The meeting of the German and Austrian Emperors at the German Great Headquarters on May 12 did not tend to allay fears of this nature. Though the results of the meeting remained secret, the belief was expressed in many quarters that it had constituted a formal acknowledgment of the subservient relations of Austria-Hungary toward the German Empire.

MARTIAL LAW IN PRAGUE

Shortly after the beginning of the war the Hungarian authorities suppressed the Slovak press almost in its entirety. Thus the Slovaks came to depend upon the Czech newspapers of Bohemia for their political and other information. On May 5 the Hungarian Government issued an order forbidding Czech newspapers from Bohemia and Moravia to circulate in Slovakia.

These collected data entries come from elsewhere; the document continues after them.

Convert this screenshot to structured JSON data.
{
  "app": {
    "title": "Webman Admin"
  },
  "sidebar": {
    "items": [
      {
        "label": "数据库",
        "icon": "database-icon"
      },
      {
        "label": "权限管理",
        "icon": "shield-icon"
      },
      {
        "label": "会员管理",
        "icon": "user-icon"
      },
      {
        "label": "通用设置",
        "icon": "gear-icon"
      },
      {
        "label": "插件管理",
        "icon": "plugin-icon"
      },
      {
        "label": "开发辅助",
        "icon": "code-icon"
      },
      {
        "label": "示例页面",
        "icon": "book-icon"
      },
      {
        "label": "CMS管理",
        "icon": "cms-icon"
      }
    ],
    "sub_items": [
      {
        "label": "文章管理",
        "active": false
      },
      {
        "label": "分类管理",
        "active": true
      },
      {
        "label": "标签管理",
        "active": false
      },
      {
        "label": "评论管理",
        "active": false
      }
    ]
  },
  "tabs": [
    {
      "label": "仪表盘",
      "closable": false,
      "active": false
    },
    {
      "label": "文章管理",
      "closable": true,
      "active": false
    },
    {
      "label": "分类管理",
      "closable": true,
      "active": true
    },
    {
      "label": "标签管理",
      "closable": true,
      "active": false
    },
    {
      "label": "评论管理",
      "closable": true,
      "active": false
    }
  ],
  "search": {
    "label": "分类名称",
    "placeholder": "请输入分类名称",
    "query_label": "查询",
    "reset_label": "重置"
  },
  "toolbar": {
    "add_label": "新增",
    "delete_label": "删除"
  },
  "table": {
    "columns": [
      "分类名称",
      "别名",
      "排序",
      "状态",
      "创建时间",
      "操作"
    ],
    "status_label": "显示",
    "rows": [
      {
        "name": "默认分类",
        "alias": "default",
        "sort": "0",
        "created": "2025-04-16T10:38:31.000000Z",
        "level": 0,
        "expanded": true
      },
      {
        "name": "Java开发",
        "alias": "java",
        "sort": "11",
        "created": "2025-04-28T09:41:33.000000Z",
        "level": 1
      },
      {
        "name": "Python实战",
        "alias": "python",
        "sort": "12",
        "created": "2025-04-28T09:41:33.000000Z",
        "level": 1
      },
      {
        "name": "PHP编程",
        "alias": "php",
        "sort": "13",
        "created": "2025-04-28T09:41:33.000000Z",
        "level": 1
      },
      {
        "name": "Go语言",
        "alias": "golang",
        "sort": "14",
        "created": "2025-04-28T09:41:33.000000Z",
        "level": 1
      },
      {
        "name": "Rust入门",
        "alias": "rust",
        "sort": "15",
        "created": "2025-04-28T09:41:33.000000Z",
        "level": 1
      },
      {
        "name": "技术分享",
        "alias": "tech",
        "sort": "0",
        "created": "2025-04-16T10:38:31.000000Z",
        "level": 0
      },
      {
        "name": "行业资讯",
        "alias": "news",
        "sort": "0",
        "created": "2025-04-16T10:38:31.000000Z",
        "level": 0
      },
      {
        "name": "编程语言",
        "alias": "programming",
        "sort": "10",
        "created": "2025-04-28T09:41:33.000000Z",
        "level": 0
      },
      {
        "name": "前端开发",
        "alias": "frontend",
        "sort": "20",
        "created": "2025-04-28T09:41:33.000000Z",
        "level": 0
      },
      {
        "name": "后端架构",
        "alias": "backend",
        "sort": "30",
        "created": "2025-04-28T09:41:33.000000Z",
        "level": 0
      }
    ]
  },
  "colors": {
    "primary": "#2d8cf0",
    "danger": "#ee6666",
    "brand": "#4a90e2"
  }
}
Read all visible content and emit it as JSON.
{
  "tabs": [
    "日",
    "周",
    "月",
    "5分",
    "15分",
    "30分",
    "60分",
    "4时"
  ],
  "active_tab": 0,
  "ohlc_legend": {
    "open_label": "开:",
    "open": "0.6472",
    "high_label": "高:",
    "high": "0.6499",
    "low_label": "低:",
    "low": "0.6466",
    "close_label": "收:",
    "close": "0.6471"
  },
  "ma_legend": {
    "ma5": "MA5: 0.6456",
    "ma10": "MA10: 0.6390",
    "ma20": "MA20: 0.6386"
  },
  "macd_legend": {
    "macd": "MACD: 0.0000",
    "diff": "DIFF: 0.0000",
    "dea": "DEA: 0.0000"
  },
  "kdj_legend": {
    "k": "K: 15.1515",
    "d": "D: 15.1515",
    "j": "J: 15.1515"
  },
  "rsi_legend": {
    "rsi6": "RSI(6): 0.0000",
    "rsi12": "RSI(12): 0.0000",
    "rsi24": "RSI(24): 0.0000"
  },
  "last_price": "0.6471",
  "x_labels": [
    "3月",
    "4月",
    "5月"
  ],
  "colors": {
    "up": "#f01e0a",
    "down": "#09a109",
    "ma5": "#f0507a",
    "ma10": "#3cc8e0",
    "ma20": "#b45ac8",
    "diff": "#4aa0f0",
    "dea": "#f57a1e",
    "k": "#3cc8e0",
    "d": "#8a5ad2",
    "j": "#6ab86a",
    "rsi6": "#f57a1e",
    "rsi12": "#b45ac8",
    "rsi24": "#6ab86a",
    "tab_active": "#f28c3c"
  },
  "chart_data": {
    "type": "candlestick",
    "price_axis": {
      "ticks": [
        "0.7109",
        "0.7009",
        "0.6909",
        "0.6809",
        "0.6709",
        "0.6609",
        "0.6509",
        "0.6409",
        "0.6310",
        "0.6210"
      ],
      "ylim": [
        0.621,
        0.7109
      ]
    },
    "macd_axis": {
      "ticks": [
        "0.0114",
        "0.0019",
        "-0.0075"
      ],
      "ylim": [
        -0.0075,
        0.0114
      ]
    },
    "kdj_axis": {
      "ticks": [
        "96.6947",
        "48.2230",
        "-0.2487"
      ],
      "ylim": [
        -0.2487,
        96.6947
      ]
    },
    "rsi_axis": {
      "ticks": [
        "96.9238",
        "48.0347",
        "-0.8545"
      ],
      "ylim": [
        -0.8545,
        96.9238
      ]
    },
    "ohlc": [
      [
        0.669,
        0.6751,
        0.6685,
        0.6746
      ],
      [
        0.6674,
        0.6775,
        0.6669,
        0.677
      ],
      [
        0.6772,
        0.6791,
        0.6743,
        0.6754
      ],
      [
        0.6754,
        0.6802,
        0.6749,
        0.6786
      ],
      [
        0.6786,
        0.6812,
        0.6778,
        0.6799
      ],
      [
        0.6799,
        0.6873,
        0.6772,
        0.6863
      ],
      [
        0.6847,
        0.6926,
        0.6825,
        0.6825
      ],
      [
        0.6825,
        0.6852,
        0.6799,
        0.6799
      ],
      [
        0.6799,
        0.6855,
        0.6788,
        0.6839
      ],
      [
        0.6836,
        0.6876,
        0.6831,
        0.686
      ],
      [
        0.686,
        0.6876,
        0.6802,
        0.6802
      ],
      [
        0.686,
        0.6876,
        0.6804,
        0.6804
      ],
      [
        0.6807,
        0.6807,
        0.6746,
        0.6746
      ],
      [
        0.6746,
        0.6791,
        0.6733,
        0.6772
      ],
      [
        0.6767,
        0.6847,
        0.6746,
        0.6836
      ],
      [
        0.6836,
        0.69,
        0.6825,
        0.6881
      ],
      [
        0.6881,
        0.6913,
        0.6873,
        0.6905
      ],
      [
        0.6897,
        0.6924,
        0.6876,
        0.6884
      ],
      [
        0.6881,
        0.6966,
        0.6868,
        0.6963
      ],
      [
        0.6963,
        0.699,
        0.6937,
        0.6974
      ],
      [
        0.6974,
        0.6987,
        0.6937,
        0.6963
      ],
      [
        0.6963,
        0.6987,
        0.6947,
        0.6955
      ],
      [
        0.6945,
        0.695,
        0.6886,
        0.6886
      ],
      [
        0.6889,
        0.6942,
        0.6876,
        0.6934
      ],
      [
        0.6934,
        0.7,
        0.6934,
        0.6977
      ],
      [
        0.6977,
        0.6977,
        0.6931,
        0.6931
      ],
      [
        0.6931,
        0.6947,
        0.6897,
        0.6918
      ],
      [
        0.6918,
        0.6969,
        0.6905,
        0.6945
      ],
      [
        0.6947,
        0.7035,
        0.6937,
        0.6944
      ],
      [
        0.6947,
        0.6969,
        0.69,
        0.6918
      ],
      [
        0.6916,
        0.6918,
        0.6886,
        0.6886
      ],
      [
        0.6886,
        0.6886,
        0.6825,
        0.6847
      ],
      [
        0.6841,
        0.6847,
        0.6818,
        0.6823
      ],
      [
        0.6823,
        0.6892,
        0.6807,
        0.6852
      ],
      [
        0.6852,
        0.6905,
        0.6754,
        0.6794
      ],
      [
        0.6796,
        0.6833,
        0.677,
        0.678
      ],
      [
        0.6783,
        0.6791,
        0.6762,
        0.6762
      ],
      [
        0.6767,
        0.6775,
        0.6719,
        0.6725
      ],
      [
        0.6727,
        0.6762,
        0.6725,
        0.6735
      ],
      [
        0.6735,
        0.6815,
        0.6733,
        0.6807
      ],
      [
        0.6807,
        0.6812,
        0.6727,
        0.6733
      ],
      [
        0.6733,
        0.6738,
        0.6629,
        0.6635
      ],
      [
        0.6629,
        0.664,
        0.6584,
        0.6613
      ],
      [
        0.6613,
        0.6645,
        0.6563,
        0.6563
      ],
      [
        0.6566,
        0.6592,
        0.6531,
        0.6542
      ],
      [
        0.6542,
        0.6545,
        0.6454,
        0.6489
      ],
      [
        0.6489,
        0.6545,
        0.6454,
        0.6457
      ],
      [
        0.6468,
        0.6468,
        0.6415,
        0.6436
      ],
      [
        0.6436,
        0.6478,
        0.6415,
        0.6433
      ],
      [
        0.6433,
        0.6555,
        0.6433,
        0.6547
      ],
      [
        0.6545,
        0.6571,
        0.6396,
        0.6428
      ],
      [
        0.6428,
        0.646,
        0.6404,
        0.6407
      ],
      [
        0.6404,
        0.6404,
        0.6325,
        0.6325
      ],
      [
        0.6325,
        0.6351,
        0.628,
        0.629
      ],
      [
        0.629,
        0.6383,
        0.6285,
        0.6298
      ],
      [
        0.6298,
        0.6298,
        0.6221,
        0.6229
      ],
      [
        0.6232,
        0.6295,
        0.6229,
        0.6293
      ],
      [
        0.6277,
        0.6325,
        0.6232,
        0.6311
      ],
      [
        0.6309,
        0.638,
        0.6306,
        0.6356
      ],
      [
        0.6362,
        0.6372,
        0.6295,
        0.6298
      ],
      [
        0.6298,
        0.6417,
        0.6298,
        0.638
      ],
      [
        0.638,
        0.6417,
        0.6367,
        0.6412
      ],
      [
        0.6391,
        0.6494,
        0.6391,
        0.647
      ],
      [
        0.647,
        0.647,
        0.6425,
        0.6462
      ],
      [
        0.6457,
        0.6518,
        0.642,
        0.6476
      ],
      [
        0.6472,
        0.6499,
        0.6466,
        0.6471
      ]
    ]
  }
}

The whole Czech and Slovak population, indeed, was seething with hostility to the Imperial Government and its war policies. Prague, the capital of Bohemia, had become a centre for leaders of the Czecho-Slovaks, Jugoslavs, and Poles in their agitation for independence. Demonstrations of an anti-German character became frequent, and Czechs and Jugoslavs paraded the streets shouting "Long live Wilson, Clemenceau, and Lloyd George!" The manifestations against the Austrian State began afresh on the evening of May 17, when the police made arrests, and culminated on May 20, when the Government declared Prague under martial law. All political meetings were prohibited, and the police issued a proclamation announcing that any further disorders would be met with violent measures.

One of the events that had aroused popular hostility was the suppression of the Czech newspaper Narodni Listi. The last copy of this paper contained the text of the oath taken at Prague by the Czecho-Slovak, Jugoslav, and Polish journalists, as follows:

Gathered at Prague while the world war has made necessary a new reorganization of the world on the basis of a higher authority given to the people, we proclaim that we shall remain in the front line of battle for the freedom of peoples, that we shall fight together in favor of each other's interests, that we shall repulse together any despotic measure, and that we shall denounce together the oppression of the Austrian State.

We want to promote together the confidence of our people in the achievement of their aspirations, to encourage them to express their will more positively.

We raise our right hand and solemnly swear that we shall give all that we own, all our strength, all our possessions, for the liberation of our people and for the achievement of the political unity of the Czecho-Slovak people, the political unity of the Jugoslavs, and the political unity of the Polish people.